MANILA - The arrest of Rappler chief Maria Ressa over a cyber libel case does not mean freedom of expression is being suppressed in the country, Malacañang said on Wednesday night.
"I said that has nothing to do with freedom of expression or freedom of the press. The past administrations regardless of who commits any crime, she or he will be charged in a court of law," Presidential spokesperson Salvador Panelo told ANC.
Ressa was arrested Wednesday afternoon after she and news website Rappler were indicted for cyber libel over a 2012 published article about businessman Wilfredo Keng, which the Department of Justice said was "clearly defamatory."
The Manila Regional Trial Court Branch 46 issued the arrest warrant against Ressa on Tuesday, Feb. 12.

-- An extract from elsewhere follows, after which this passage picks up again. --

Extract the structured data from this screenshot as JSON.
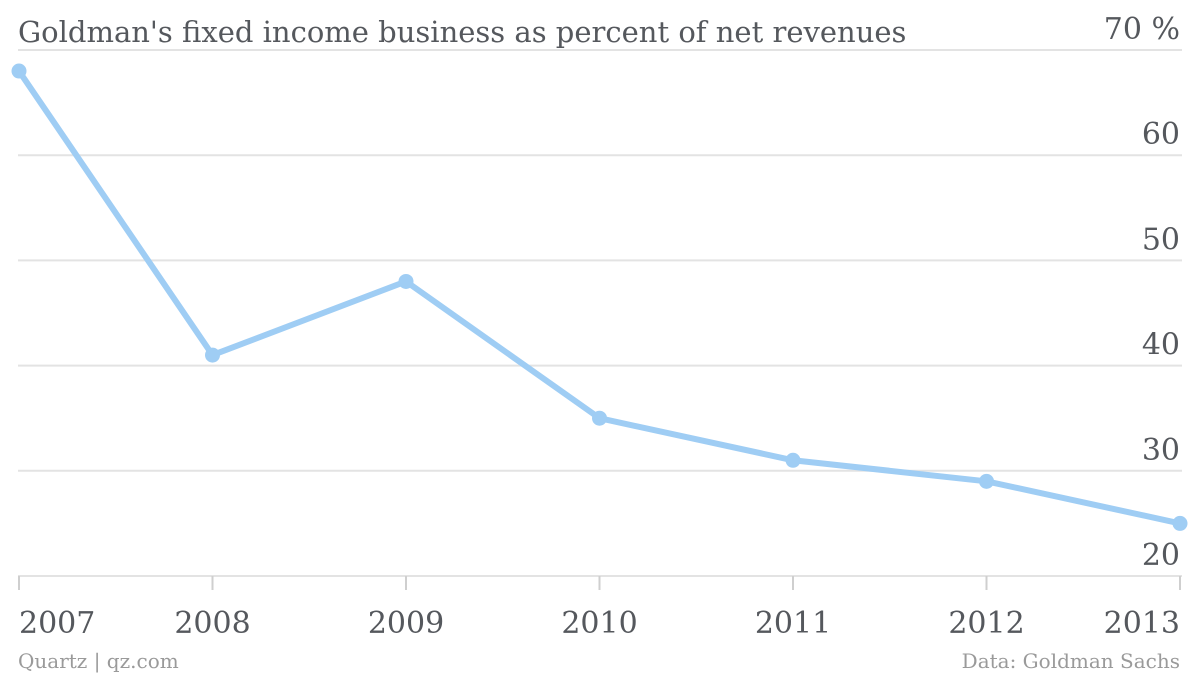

The news website will look for a night court and available judge to post bail for Ressa, said Rappler investigative desk editor Chay Hofileña after Ressa's arrest.
A couple of hours later, however, Rappler said their efforts to post bail on Wednesday night at the Pasay City night court did not succeed.
"Unfortunately, the judge refused to accept the bail despite having the power to do so under Rule 114 Section 17 of the Rules of Court," it added.
Ressa had said she was willing to spend the night in jail.
"If I spend the night in jail, okay, fine. I think that people should know the line is crossed. But we’re journalists, we do our jobs so we keep going," she told reporters upon arrival at the National Bureau of Investigation headquarters.
Panelo, meanwhile, said there was nothing wrong with authorities arresting Ressa after the courts closed for the day.
"They’re making a fuss about anything they perceive to be wrong. A warrant of arrest can be issued on a weekday. The only prohibition is you issue a warrant on a weekend and that will not give the respondent an opportunity to file bail. [The arrest] was on a weekday so what's the complaint?" he said.
Rappler, which has published stories critical of the Duterte administration, has scored cases and acts against it as an attack on press freedom.
Aside from cyber libel, Rappler and Ressa are facing tax evasion charges.
A year ago, the Securities and Exchange Commission (SEC) revoked Rappler's incorporation papers, citing its alleged violation of the constitutional restriction on foreign ownership of mass media.